17 autrici contemporanee ci raccontano le Marche, l’unica regione al femminile plurale, restituendoci le voci e i talenti delle donne di cui nel passato si è sminuito il valore o addirittura negato l’esistenza.
17 autrici contemporanee ci raccontano le Marche, l’unica regione al femminile plurale, restituendoci le voci e i talenti delle donne di cui nel passato si è sminuito il valore o addirittura negato l’esistenza.
Una terra dei padri che diviene dunque terra -anche- di madri, come Maria Sybilla Merian, naturalista nata nel 1647 e marchigiana per scelta, che “quando espresse il desiderio di divenire pittrice, nessuno pensò che l’esercizio dell’arte le avrebbe guastato le ovaie”.
Tra queste pagine scopriamo luoghi, come Sforzacosta, “il lager dimenticato“, “simbolo di una memoria non condivisa” “frutto dell’urgenza e della voglia di gettarsi il dolore alle spalle”, e a cui invece si dovrebbe tornare, “di tanto in tanto, ma non quando ce lo impone un ricordo istituzionalizzato, ma quando più forte emerge in noi la certezza di essere liberi”.
Volge invece al presente lo sguardo su Ancona, “città dell’acqua della pietra e della scogliera”, “città di tragedie e di macerie”, “città del Teatro e delle meraviglie”.

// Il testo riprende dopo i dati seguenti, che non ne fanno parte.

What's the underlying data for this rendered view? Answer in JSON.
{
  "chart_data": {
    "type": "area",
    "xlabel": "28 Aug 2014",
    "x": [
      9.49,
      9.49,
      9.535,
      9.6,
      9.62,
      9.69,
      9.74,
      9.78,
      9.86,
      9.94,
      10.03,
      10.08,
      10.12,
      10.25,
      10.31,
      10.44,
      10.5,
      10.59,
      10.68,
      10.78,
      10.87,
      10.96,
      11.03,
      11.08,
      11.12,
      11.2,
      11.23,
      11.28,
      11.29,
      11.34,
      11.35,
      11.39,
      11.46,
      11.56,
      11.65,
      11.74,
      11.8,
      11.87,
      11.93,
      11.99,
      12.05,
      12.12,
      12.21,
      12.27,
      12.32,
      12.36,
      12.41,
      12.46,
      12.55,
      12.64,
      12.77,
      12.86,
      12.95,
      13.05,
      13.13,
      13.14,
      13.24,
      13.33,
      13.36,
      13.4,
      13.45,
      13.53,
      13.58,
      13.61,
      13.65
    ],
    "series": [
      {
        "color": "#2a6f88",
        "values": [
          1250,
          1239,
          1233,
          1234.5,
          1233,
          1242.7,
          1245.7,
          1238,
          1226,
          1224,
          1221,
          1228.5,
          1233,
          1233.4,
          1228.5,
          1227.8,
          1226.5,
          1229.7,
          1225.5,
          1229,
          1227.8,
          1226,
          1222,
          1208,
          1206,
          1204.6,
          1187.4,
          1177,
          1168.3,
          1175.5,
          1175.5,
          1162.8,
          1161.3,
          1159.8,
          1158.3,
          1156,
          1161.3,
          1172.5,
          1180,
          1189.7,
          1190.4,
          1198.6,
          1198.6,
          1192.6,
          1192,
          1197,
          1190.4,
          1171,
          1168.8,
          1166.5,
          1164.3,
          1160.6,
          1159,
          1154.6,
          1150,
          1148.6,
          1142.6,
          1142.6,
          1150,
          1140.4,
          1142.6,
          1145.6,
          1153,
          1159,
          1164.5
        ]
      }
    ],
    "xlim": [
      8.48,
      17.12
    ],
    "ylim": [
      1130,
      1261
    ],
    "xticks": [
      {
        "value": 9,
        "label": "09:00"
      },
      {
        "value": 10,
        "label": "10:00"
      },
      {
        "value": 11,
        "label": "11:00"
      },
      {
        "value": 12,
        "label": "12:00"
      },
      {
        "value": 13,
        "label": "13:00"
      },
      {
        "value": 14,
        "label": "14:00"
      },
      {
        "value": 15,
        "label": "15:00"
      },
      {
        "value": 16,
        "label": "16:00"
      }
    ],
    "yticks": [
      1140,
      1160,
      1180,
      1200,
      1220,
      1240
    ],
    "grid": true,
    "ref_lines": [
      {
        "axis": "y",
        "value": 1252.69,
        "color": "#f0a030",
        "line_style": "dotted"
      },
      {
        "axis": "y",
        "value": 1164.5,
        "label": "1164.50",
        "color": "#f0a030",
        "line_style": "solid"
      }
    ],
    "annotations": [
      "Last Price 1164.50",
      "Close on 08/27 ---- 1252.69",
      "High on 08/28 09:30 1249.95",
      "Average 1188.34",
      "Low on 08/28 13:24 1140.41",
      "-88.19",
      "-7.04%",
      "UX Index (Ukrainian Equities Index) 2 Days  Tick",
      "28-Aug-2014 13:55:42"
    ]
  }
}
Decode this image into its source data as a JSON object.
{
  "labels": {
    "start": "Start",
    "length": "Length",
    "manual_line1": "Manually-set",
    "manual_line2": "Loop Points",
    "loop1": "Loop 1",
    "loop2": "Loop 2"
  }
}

Volge al presente attraverso la statua di Violata, che si dichiara negli intenti un’opera di denuncia contro la violenza sulle donne, mentre ci mostra “una donna stuprata la cui bellezza è esibita nella sua nudità più spettacolare e ammiccante”, che “sembra riproporre ancora una volta l’idea della donna come semplice preda-oggetto sessuale”. Una vicenda che ha dato vita ad una protesta condivisa da cittadin*, movimenti, associazioni e centri antiviolenza sia in italia che all’estero. Una vicenda che sorprende soprattutto per la committenza istituzionale, che questa statua “ha scelto, finanziato e installato sul suolo pubblico”, poiché “attraverso l’arte istituzionale una comunità viene rappresentata, parla, racconta di sé e dei valori in cui crede”.
Al presente ci riporta anche il capitolo intitolato “Sbarcare il lunario”, perché Ancona è una città che vive intorno alla Fincantieri, dove “una volta il cantiere era pieno di vita, ci lavoravano 2000 persone, invece ora il cantiere è fermo, è morto, quasi completamente chiuso.”
In questa narrazione dalla voce femminile si rende omaggio anche ad artisti come i poeti Franco Scataglini e Luigi Di Ruscio, un Di Ruscio che “frugava con quel suo sguardo penetrante i profili dei paesi, come a ritrovare i lineamenti di persone che non vedeva da tanto tempo”.
Storie di amori e di amicizie, di incontri, di relazioni, appunto, tra le persone e con i luoghi, siano essi città d’arte o piccoli eremi tra le colline, con una terra verso la quale quest’opera si rivela un atto d’amore.